Department of Internal Medicine F, Gentofte Hospital, the Panum Institute, University of Copenhagen, Denmark.
Am J Physiol Endocrinol Metab. 2010 Apr;298(4):E832-7. doi: 10.1152/ajpendo.00700.2009. Epub 2010 Jan 26.

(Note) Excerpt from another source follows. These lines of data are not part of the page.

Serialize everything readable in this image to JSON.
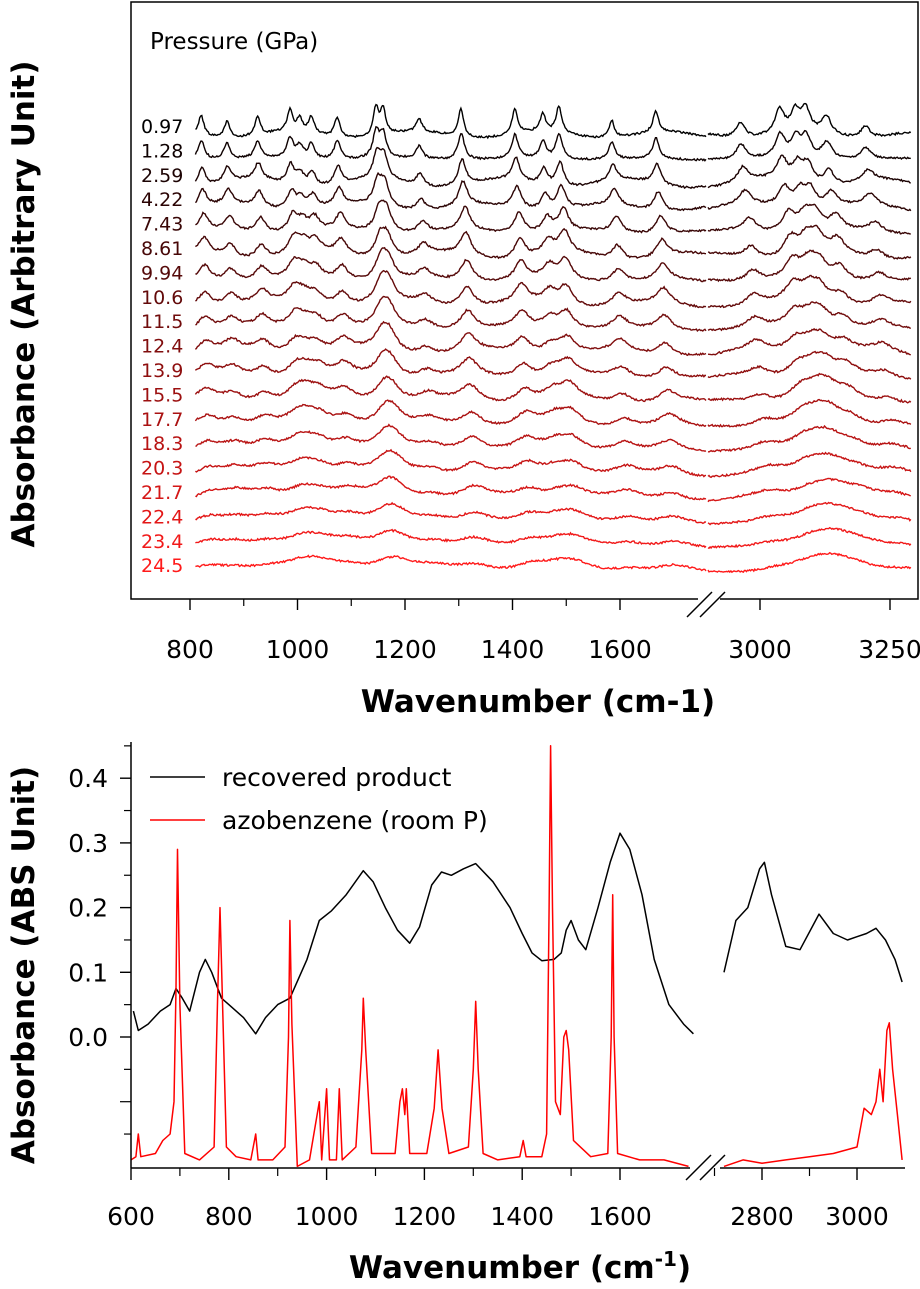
{
  "chart_data": [
    {
      "type": "line",
      "title": "",
      "xlabel": "Wavenumber (cm-1)",
      "ylabel": "Absorbance (Arbitrary Unit)",
      "legend_title": "Pressure (GPa)",
      "x_segments": [
        {
          "xlim": [
            700,
            1760
          ],
          "ticks": [
            800,
            1000,
            1200,
            1400,
            1600
          ],
          "tick_labels": [
            "800",
            "1000",
            "1200",
            "1400",
            "1600"
          ]
        },
        {
          "xlim": [
            2850,
            3290
          ],
          "ticks": [
            3000,
            3250
          ],
          "tick_labels": [
            "3000",
            "3250"
          ]
        }
      ],
      "broken_x_axis": true,
      "stacked_offset": true,
      "series_color_start": "#000000",
      "series_color_end": "#ff1a1a",
      "pressures": [
        "0.97",
        "1.28",
        "2.59",
        "4.22",
        "7.43",
        "8.61",
        "9.94",
        "10.6",
        "11.5",
        "12.4",
        "13.9",
        "15.5",
        "17.7",
        "18.3",
        "20.3",
        "21.7",
        "22.4",
        "23.4",
        "24.5"
      ],
      "peak_positions_low_pressure": [
        820,
        868,
        925,
        985,
        1003,
        1025,
        1073,
        1145,
        1158,
        1225,
        1303,
        1403,
        1455,
        1485,
        1583,
        1665,
        2960,
        3035,
        3065,
        3085,
        3125,
        3200
      ]
    },
    {
      "type": "line",
      "title": "",
      "xlabel": "Wavenumber (cm-1)",
      "ylabel": "Absorbance (ABS Unit)",
      "y_ticks": [
        0.0,
        0.1,
        0.2,
        0.3,
        0.4
      ],
      "y_tick_labels": [
        "0.0",
        "0.1",
        "0.2",
        "0.3",
        "0.4"
      ],
      "ylim": [
        -0.2,
        0.45
      ],
      "x_segments": [
        {
          "xlim": [
            600,
            1760
          ],
          "ticks": [
            600,
            800,
            1000,
            1200,
            1400,
            1600
          ],
          "tick_labels": [
            "600",
            "800",
            "1000",
            "1200",
            "1400",
            "1600"
          ]
        },
        {
          "xlim": [
            2700,
            3100
          ],
          "ticks": [
            2800,
            3000
          ],
          "tick_labels": [
            "2800",
            "3000"
          ]
        }
      ],
      "broken_x_axis": true,
      "legend_placement": "top-left",
      "series": [
        {
          "name": "recovered product",
          "color": "#000000",
          "points": [
            [
              605,
              0.04
            ],
            [
              615,
              0.01
            ],
            [
              635,
              0.02
            ],
            [
              660,
              0.04
            ],
            [
              680,
              0.05
            ],
            [
              692,
              0.075
            ],
            [
              705,
              0.06
            ],
            [
              720,
              0.04
            ],
            [
              740,
              0.1
            ],
            [
              752,
              0.12
            ],
            [
              765,
              0.1
            ],
            [
              785,
              0.06
            ],
            [
              800,
              0.05
            ],
            [
              830,
              0.03
            ],
            [
              855,
              0.005
            ],
            [
              875,
              0.03
            ],
            [
              900,
              0.05
            ],
            [
              925,
              0.06
            ],
            [
              960,
              0.12
            ],
            [
              985,
              0.18
            ],
            [
              1010,
              0.195
            ],
            [
              1040,
              0.22
            ],
            [
              1075,
              0.257
            ],
            [
              1095,
              0.24
            ],
            [
              1120,
              0.2
            ],
            [
              1145,
              0.165
            ],
            [
              1170,
              0.145
            ],
            [
              1190,
              0.17
            ],
            [
              1215,
              0.235
            ],
            [
              1235,
              0.255
            ],
            [
              1255,
              0.25
            ],
            [
              1280,
              0.26
            ],
            [
              1305,
              0.268
            ],
            [
              1340,
              0.24
            ],
            [
              1375,
              0.2
            ],
            [
              1400,
              0.16
            ],
            [
              1420,
              0.13
            ],
            [
              1440,
              0.118
            ],
            [
              1465,
              0.12
            ],
            [
              1480,
              0.13
            ],
            [
              1490,
              0.165
            ],
            [
              1500,
              0.18
            ],
            [
              1515,
              0.15
            ],
            [
              1530,
              0.135
            ],
            [
              1555,
              0.2
            ],
            [
              1580,
              0.27
            ],
            [
              1600,
              0.315
            ],
            [
              1620,
              0.29
            ],
            [
              1645,
              0.22
            ],
            [
              1670,
              0.12
            ],
            [
              1700,
              0.05
            ],
            [
              1730,
              0.02
            ],
            [
              1750,
              0.005
            ],
            [
              2720,
              0.1
            ],
            [
              2745,
              0.18
            ],
            [
              2770,
              0.2
            ],
            [
              2795,
              0.26
            ],
            [
              2805,
              0.27
            ],
            [
              2820,
              0.22
            ],
            [
              2850,
              0.14
            ],
            [
              2880,
              0.135
            ],
            [
              2920,
              0.19
            ],
            [
              2950,
              0.16
            ],
            [
              2980,
              0.15
            ],
            [
              3000,
              0.155
            ],
            [
              3020,
              0.16
            ],
            [
              3040,
              0.168
            ],
            [
              3060,
              0.15
            ],
            [
              3080,
              0.12
            ],
            [
              3095,
              0.085
            ]
          ]
        },
        {
          "name": "azobenzene (room P)",
          "color": "#ff0000",
          "points": [
            [
              600,
              -0.19
            ],
            [
              610,
              -0.185
            ],
            [
              615,
              -0.15
            ],
            [
              620,
              -0.185
            ],
            [
              650,
              -0.18
            ],
            [
              665,
              -0.16
            ],
            [
              680,
              -0.15
            ],
            [
              688,
              -0.1
            ],
            [
              692,
              0.075
            ],
            [
              695,
              0.29
            ],
            [
              700,
              0.05
            ],
            [
              710,
              -0.18
            ],
            [
              740,
              -0.19
            ],
            [
              770,
              -0.17
            ],
            [
              777,
              0.06
            ],
            [
              782,
              0.2
            ],
            [
              787,
              0.06
            ],
            [
              795,
              -0.17
            ],
            [
              815,
              -0.185
            ],
            [
              845,
              -0.19
            ],
            [
              855,
              -0.15
            ],
            [
              860,
              -0.19
            ],
            [
              890,
              -0.19
            ],
            [
              915,
              -0.17
            ],
            [
              922,
              0.0
            ],
            [
              925,
              0.18
            ],
            [
              929,
              0.02
            ],
            [
              940,
              -0.2
            ],
            [
              965,
              -0.19
            ],
            [
              985,
              -0.1
            ],
            [
              990,
              -0.19
            ],
            [
              1000,
              -0.08
            ],
            [
              1006,
              -0.19
            ],
            [
              1020,
              -0.19
            ],
            [
              1026,
              -0.08
            ],
            [
              1032,
              -0.19
            ],
            [
              1060,
              -0.17
            ],
            [
              1072,
              -0.02
            ],
            [
              1075,
              0.06
            ],
            [
              1080,
              -0.02
            ],
            [
              1092,
              -0.18
            ],
            [
              1140,
              -0.18
            ],
            [
              1150,
              -0.1
            ],
            [
              1155,
              -0.08
            ],
            [
              1160,
              -0.12
            ],
            [
              1163,
              -0.08
            ],
            [
              1170,
              -0.18
            ],
            [
              1205,
              -0.18
            ],
            [
              1220,
              -0.11
            ],
            [
              1228,
              -0.02
            ],
            [
              1236,
              -0.11
            ],
            [
              1250,
              -0.18
            ],
            [
              1290,
              -0.17
            ],
            [
              1300,
              -0.05
            ],
            [
              1305,
              0.055
            ],
            [
              1310,
              -0.05
            ],
            [
              1320,
              -0.18
            ],
            [
              1350,
              -0.19
            ],
            [
              1395,
              -0.185
            ],
            [
              1402,
              -0.16
            ],
            [
              1408,
              -0.185
            ],
            [
              1440,
              -0.185
            ],
            [
              1450,
              -0.15
            ],
            [
              1455,
              0.2
            ],
            [
              1458,
              0.45
            ],
            [
              1462,
              0.2
            ],
            [
              1468,
              -0.1
            ],
            [
              1478,
              -0.12
            ],
            [
              1485,
              0.0
            ],
            [
              1490,
              0.01
            ],
            [
              1495,
              -0.02
            ],
            [
              1505,
              -0.16
            ],
            [
              1540,
              -0.185
            ],
            [
              1575,
              -0.18
            ],
            [
              1582,
              0.0
            ],
            [
              1585,
              0.22
            ],
            [
              1588,
              0.0
            ],
            [
              1595,
              -0.18
            ],
            [
              1640,
              -0.19
            ],
            [
              1690,
              -0.19
            ],
            [
              1740,
              -0.2
            ],
            [
              2720,
              -0.2
            ],
            [
              2760,
              -0.19
            ],
            [
              2800,
              -0.195
            ],
            [
              2850,
              -0.19
            ],
            [
              2900,
              -0.185
            ],
            [
              2950,
              -0.18
            ],
            [
              3000,
              -0.17
            ],
            [
              3015,
              -0.11
            ],
            [
              3030,
              -0.12
            ],
            [
              3040,
              -0.1
            ],
            [
              3048,
              -0.05
            ],
            [
              3055,
              -0.1
            ],
            [
              3063,
              0.01
            ],
            [
              3068,
              0.022
            ],
            [
              3075,
              -0.05
            ],
            [
              3085,
              -0.12
            ],
            [
              3095,
              -0.19
            ]
          ]
        }
      ]
    }
  ]
}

Hyperglucagonemia following oral glucose ingestion in patients with type 1 diabetes (and type 2 diabetes) has been claimed to result from impaired intraislet insulin inhibition of glucagon. We looked at plasma glucagon responses to the oral glucose tolerance test (OGTT) and isoglycemic intravenous glucose infusion (IIGI) in patients with type 1 diabetes. Nine patients without residual beta-cell function [age: 25 +/- 9 yr; body mass index (BMI): 24 +/- 2 kg/m(2); fasting plasma glucose (FPG): 9.5 +/- 2.1 mM; Hb A(1c): 8.4 +/- 1.2% (mean +/- SD)] and eight healthy subjects (age: 28 +/- 5 yr; BMI: 24 +/- 3 kg/m(2); FPG: 5.3 +/- 0.2 mM; Hb A(1c): 5.0 +/- 0.1%) were examined on two separate occasions: 4-h 50-g OGTT and IIGI. Isoglycemia during IIGIs was obtained using 53 +/- 5 g of glucose in patients with type 1 diabetes and 30 +/- 3 g in control subjects (P < 0.001), resulting in gastrointestinal-mediated glucose disposal [100% x (glucose(OGTT) - glucose(IIGI)/glucose(OGTT))] of -6 +/- 9 and 40 +/- 6% (P < 0.01), respectively. Equal glucagon suppression during the two glucose stimuli was observed in healthy subjects, whereas patients with type 1 diabetes exhibited less inhibition in response to OGTT compared with IIGI (AUC: 1,519 +/- 129 vs. 1,240 +/- 86 pM.4 h; P = 0.03). This difference was even more pronounced during the initial 40 min with paradoxical hypersecretion of glucagon during OGTT and suppression during IIGI (AUC: 37 +/- 13 vs. -33 +/- 16 pM.40 min; P = 0.02). These results suggest that the inappropriate glucagon response to glucose in patients with type 1 diabetes occurs as a consequence of the oral administration way, suggesting a role of the gastrointestinal tract, possibly via glucagonotropic signaling from gut hormones (e.g., glucose-dependent insulinotropic polypeptide), in type 1 diabetic hyperglucagonemia.
1 型糖尿病(和 2 型糖尿病)患者口服葡萄糖后发生高胰高血糖素血症据称是由于胰岛内胰岛素抑制胰高血糖素的作用受损所致。我们观察了 1 型糖尿病患者口服葡萄糖耐量试验(OGTT)和等血糖静脉葡萄糖输注(IIGI)时的血浆胰高血糖素反应。9 名无残余β细胞功能的患者[年龄:25 ± 9 岁;体重指数(BMI):24 ± 2 kg/m²;空腹血糖(FPG):9.5 ± 2.1 mM;HbA1c:8.4 ± 1.2%(平均值 ± SD)]和 8 名健康受试者[年龄:28 ± 5 岁;BMI:24 ± 3 kg/m²;FPG:5.3 ± 0.2 mM;HbA1c:5.0 ± 0.1%]在两次单独的检查中进行了检查:4 小时 50 g OGTT 和 IIGI。通过在 1 型糖尿病患者中使用 53 ± 5 g 葡萄糖和在对照组中使用 30 ± 3 g 葡萄糖获得 IIGI 期间的等血糖,导致胃肠道介导的葡萄糖处置[葡萄糖(OGTT)-葡萄糖(IIGI)/葡萄糖(OGTT)]为-6 ± 9 和 40 ± 6%(P < 0.01)。在健康受试者中观察到两种葡萄糖刺激期间的胰高血糖素抑制作用相等,而 1 型糖尿病患者的 OGTT 反应抑制作用低于 IIGI(AUC:1,519 ± 129 与 1,240 ± 86 pM.4 h;P = 0.03)。在最初的 40 分钟内,这种差异更为明显,OGTT 期间出现胰高血糖素异常分泌,而 IIGI 期间出现抑制作用(AUC:37 ± 13 与-33 ± 16 pM.40 min;P = 0.02)。这些结果表明,1 型糖尿病患者对葡萄糖的不适当胰高血糖素反应是由于口服给药方式所致,提示胃肠道在其中起作用,可能通过肠激素(例如葡萄糖依赖性胰岛素释放肽)的胰高血糖素信号传导在 1 型糖尿病高胰高血糖症中起作用。